How'd you get into the business?

In his book Have a Little Faith: A True Story, Mitch Albom asks his rabbi Albert Lewis this question: "How'd you get into the business?" How indeed? Tweaking this question a bit, how did we get to this point in our life and faith journey?

I don't have some kind of Pauline Damascus Road story of conversion. I was baptized as an infant and I've never known a time when I was not part of the Church - and that's the "capital C" Church universal. I certainly had my time of straying away in late high school and my college years. But in 1988, I moved to Maryland to be with my beloved husband. On the morning when I left my home and my parents, amid many tears, my mother said, "Find yourself a good church when you get to Maryland. The church will be your family when we are far apart." No truer or wiser words could have been said in that moment.

I joined All Saints Episcopal in Frederick when I arrived in Maryland. I'll be honest - the reason I chose them was because of the size of their ad in the Yellow Pages (remember, web sites weren't around then!). Having come from California where the churches are all large, this was the milieu in which I was most comfortable. I had a morbid fear that if I joined a small church, I'd be asked to run for vestry the minute I darkened the door. Yes, an unfounded prejudice, but I was only 24 years old so chalk it up to inexperience.

I spent 13 years at All Saints and in that time my husband was baptized and confirmed, I gave birth to two daughters (both of whom were baptized there), I served as an usher, assisted the altar guild, taught Sunday School (for middle schoolers, no less) and served a three year term on the vestry. But with the arrival of our daughters and a move west of the city, our lives changed and All Saints was no longer a fit with our schedules.

About that time, we started looking at other churches. OK, in fairness, we only looked at one - St. Mark's Lappans. After our second visit, our oldest daughter asked if we were "going to stay here forever." I told her forever was a long time, and she replied, "Well can we at least come back next week? We're in the Sunday School program." I thought that any church which could make room for my kids that quickly was where we needed to be.
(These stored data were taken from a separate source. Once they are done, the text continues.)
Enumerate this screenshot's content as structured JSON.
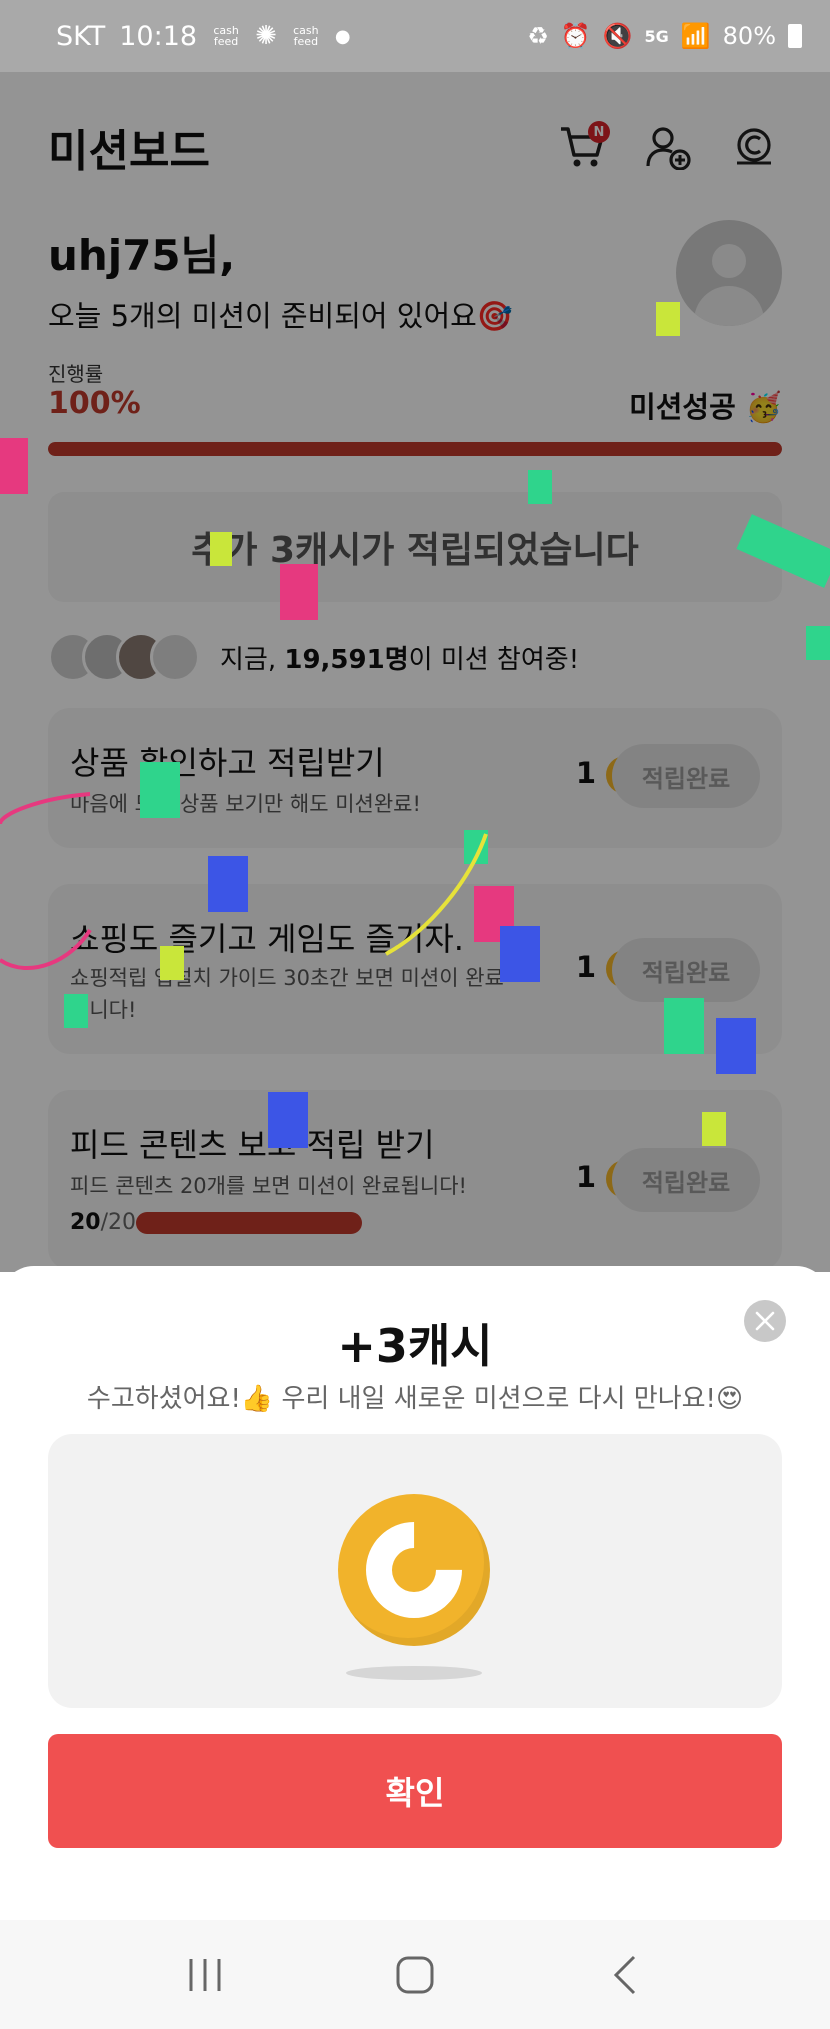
{
  "status_bar": {
    "carrier": "SKT",
    "time": "10:18",
    "notif1": "cash feed",
    "notif2": "cash feed",
    "network": "5G",
    "battery": "80%"
  },
  "header": {
    "title": "미션보드",
    "cart_badge": "N"
  },
  "greeting": {
    "user_name": "uhj75님,",
    "mission_count": "오늘 5개의 미션이 준비되어 있어요🎯"
  },
  "progress": {
    "label": "진행률",
    "value": "100%",
    "fraction": 1.0,
    "success_label": "미션성공 🥳"
  },
  "reward_banner": {
    "text": "추가 3캐시가 적립되었습니다"
  },
  "participants": {
    "prefix": "지금, ",
    "count": "19,591명",
    "suffix": "이 미션 참여중!"
  },
  "missions": [
    {
      "title": "상품 확인하고 적립받기",
      "desc": "마음에 드는 상품 보기만 해도 미션완료!",
      "reward": "1",
      "button": "적립완료"
    },
    {
      "title": "쇼핑도 즐기고 게임도 즐기자.",
      "desc": "쇼핑적립 앱설치 가이드 30초간 보면 미션이 완료됩니다!",
      "reward": "1",
      "button": "적립완료"
    },
    {
      "title": "피드 콘텐츠 보고 적립 받기",
      "desc": "피드 콘텐츠 20개를 보면 미션이 완료됩니다!",
      "reward": "1",
      "button": "적립완료",
      "count_done": "20",
      "count_total": "/20",
      "progress": 1.0
    }
  ],
  "sheet": {
    "title": "+3캐시",
    "subtitle": "수고하셨어요!👍 우리 내일 새로운 미션으로 다시 만나요!😍",
    "confirm": "확인"
  },
  "colors": {
    "accent": "#f05050",
    "coin": "#f1b32b",
    "progress": "#c0392b"
  }
}
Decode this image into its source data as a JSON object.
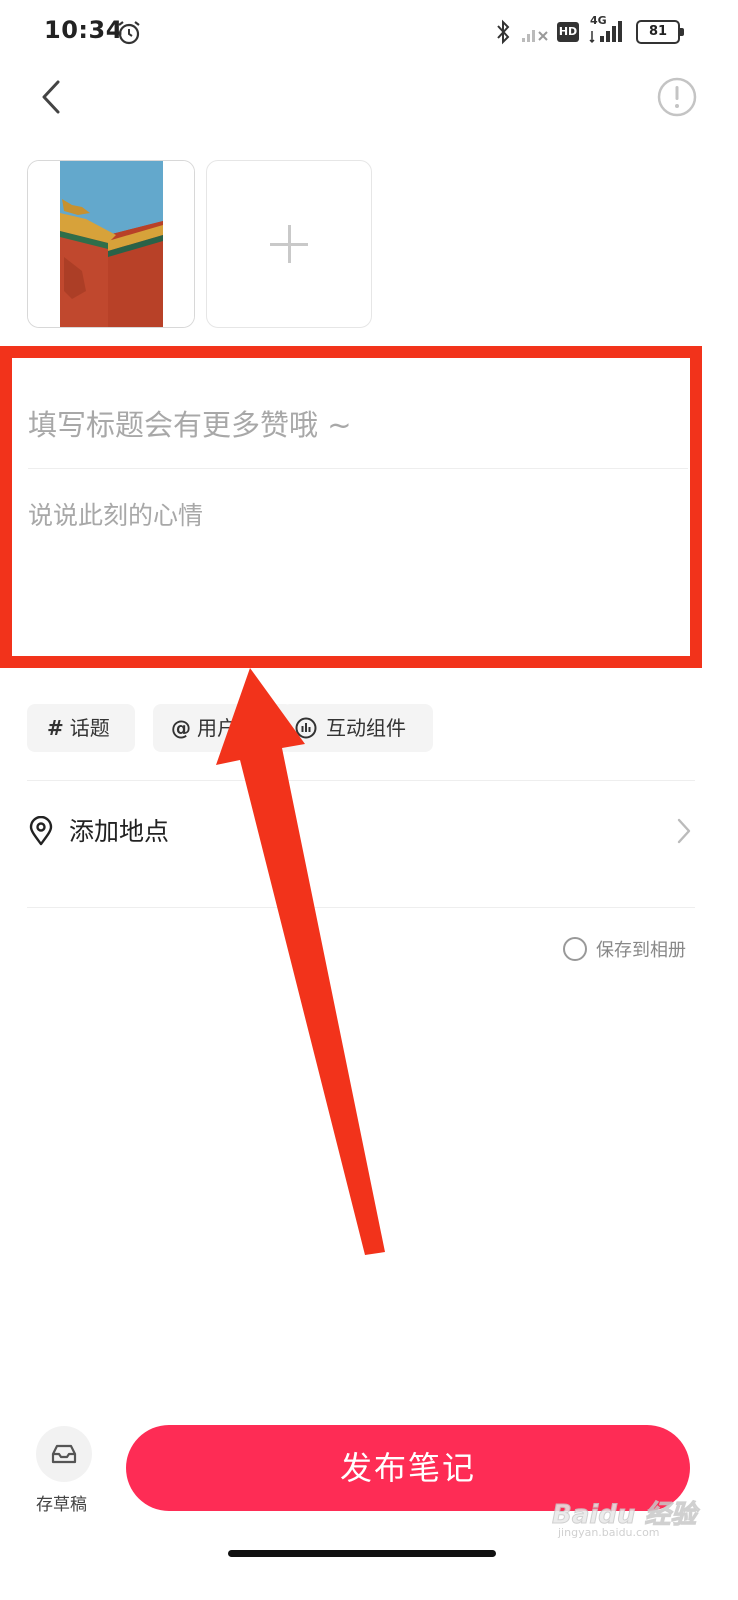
{
  "status_bar": {
    "time": "10:34",
    "hd_badge": "HD",
    "network": "4G",
    "battery": "81"
  },
  "editor": {
    "title_placeholder": "填写标题会有更多赞哦 ~",
    "content_placeholder": "说说此刻的心情"
  },
  "chips": [
    {
      "icon": "#",
      "label": "话题"
    },
    {
      "icon": "@",
      "label": "用户"
    },
    {
      "icon": "widget-icon",
      "label": "互动组件"
    }
  ],
  "location": {
    "label": "添加地点"
  },
  "save_to_album": {
    "label": "保存到相册",
    "checked": false
  },
  "bottom": {
    "draft_label": "存草稿",
    "publish_label": "发布笔记"
  },
  "watermark": {
    "brand": "Baidu 经验",
    "url": "jingyan.baidu.com"
  },
  "colors": {
    "publish": "#fe2c55",
    "annotation": "#f2331b"
  }
}
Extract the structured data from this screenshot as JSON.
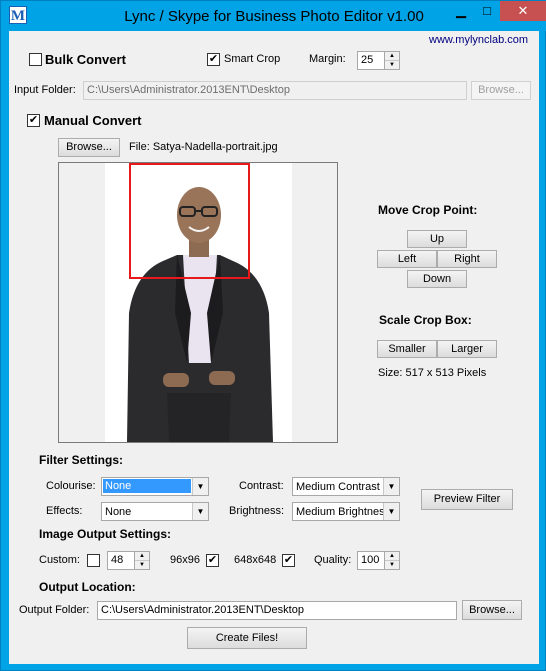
{
  "window": {
    "title": "Lync / Skype for Business Photo Editor v1.00",
    "icon_letter": "M",
    "minimize_glyph": "▁",
    "maximize_glyph": "□",
    "close_glyph": "✕"
  },
  "website": "www.mylynclab.com",
  "bulk": {
    "label": "Bulk Convert",
    "checked_mark": "",
    "smart_crop_label": "Smart Crop",
    "smart_crop_mark": "✔",
    "margin_label": "Margin:",
    "margin_value": "25",
    "input_folder_label": "Input Folder:",
    "input_folder_value": "C:\\Users\\Administrator.2013ENT\\Desktop",
    "browse_label": "Browse..."
  },
  "manual": {
    "label": "Manual Convert",
    "checked_mark": "✔",
    "browse_label": "Browse...",
    "file_text": "File: Satya-Nadella-portrait.jpg"
  },
  "crop": {
    "move_title": "Move Crop Point:",
    "up": "Up",
    "left": "Left",
    "right": "Right",
    "down": "Down",
    "scale_title": "Scale Crop Box:",
    "smaller": "Smaller",
    "larger": "Larger",
    "size_text": "Size: 517 x 513 Pixels"
  },
  "filters": {
    "title": "Filter Settings:",
    "colourise_label": "Colourise:",
    "colourise_value": "None",
    "effects_label": "Effects:",
    "effects_value": "None",
    "contrast_label": "Contrast:",
    "contrast_value": "Medium Contrast E",
    "brightness_label": "Brightness:",
    "brightness_value": "Medium Brightness",
    "preview_button": "Preview Filter"
  },
  "output_settings": {
    "title": "Image Output Settings:",
    "custom_label": "Custom:",
    "custom_mark": "",
    "custom_value": "48",
    "size96_label": "96x96",
    "size96_mark": "✔",
    "size648_label": "648x648",
    "size648_mark": "✔",
    "quality_label": "Quality:",
    "quality_value": "100"
  },
  "output_location": {
    "title": "Output Location:",
    "folder_label": "Output Folder:",
    "folder_value": "C:\\Users\\Administrator.2013ENT\\Desktop",
    "browse_label": "Browse...",
    "create_button": "Create Files!"
  },
  "colors": {
    "titlebar": "#00a3e6",
    "crop_box": "#e8191b",
    "close_button": "#c75050",
    "selection": "#3399ff"
  }
}
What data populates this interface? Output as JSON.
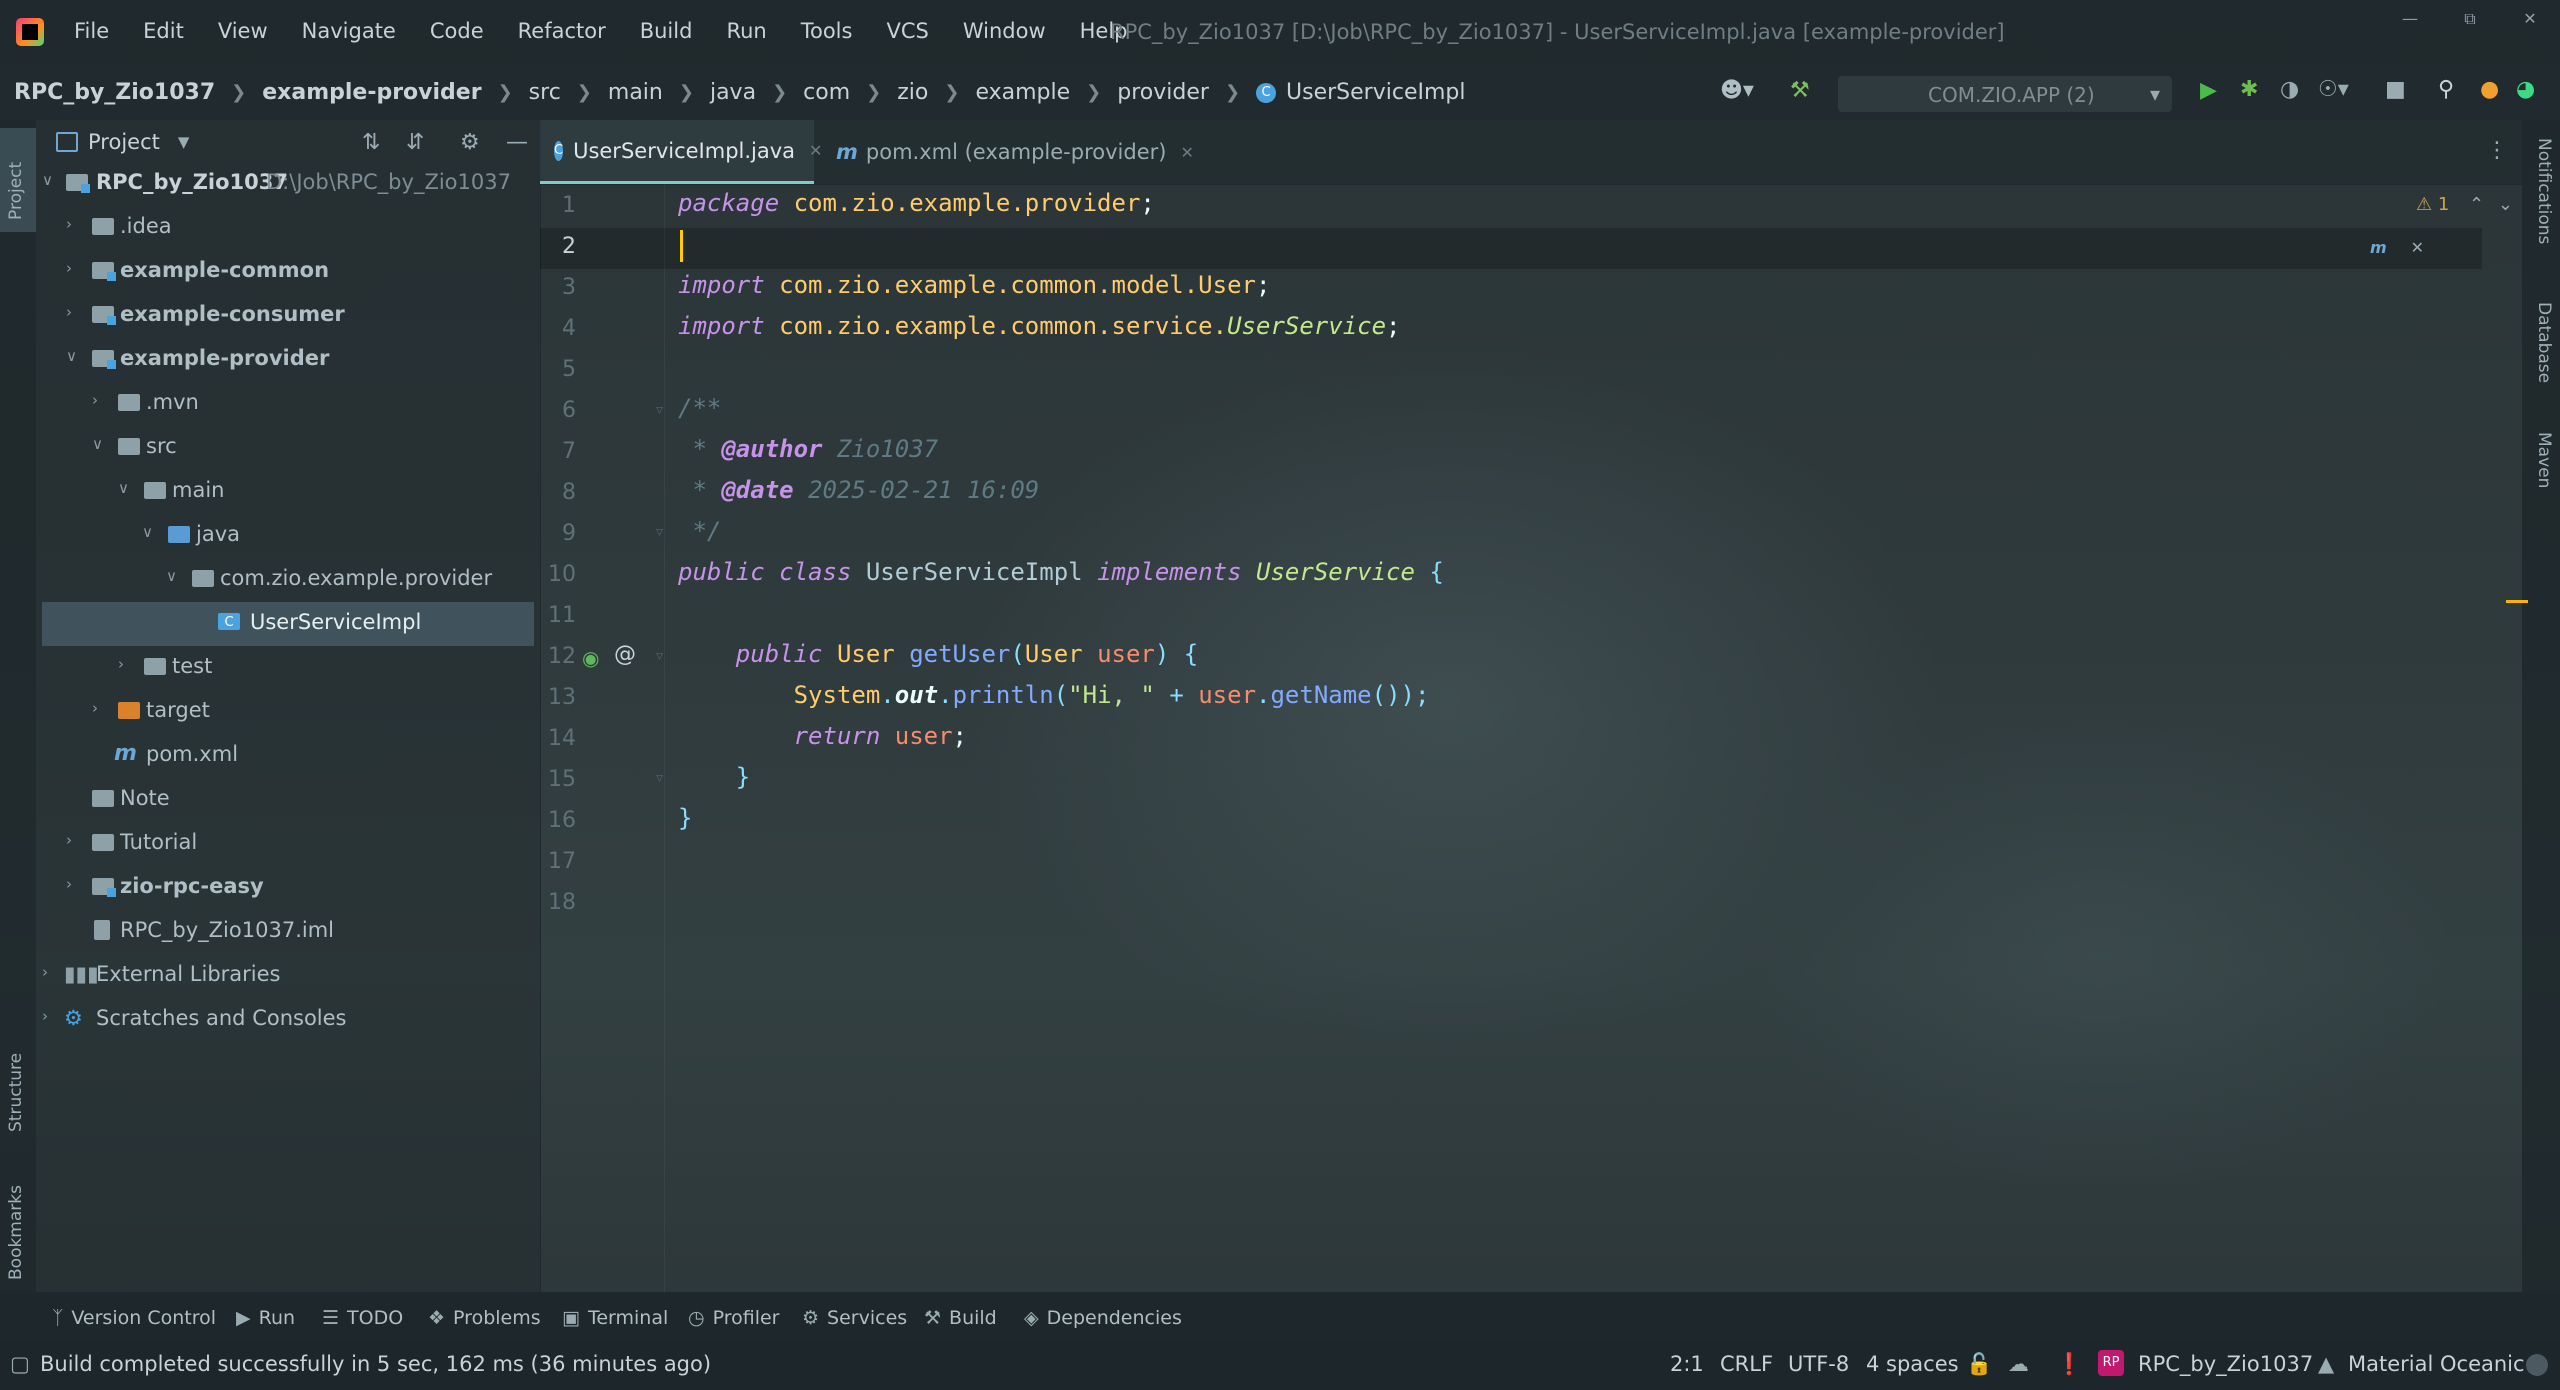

Case closed!

It was during my time at St. Mark's, a church much smaller than any I had ever attended, that God's call to priestly ministry became unavoidable. I had wrestled off and on with this call since I was 12, back when women could not even serve at the altar, let alone be ordained. In the end, God persisted and I surrendered. I had no idea how God would make this work ... I could not see a way forward.

Well, long story short ... God did make the way. It was the roundabout way which seems to be God's preference (Deuteronomy 2). I was ordained a deacon in June 2007 and a priest in February 2008. But ministry was roundabout too. My first call resulted in shepherding a congregation to a healthy closure, followed by an uncertain period of semi-employment as a supply priest, a short stint as an interim in an inner-city church, a year as a part-time visitation minister at Calvary United Methodist in Frederick, part-time assistant at St. Mark's, Lappans and then almost two years as a hospice chaplain ... before landing in my current call at Grace Episcopal in Brunswick, Maryland.

So, how'd I get into the business? God called and I questioned. God called and I reminded God of my inadequacy. God called and I tried a few lame excuses. God called and I said ... "OK, you got me."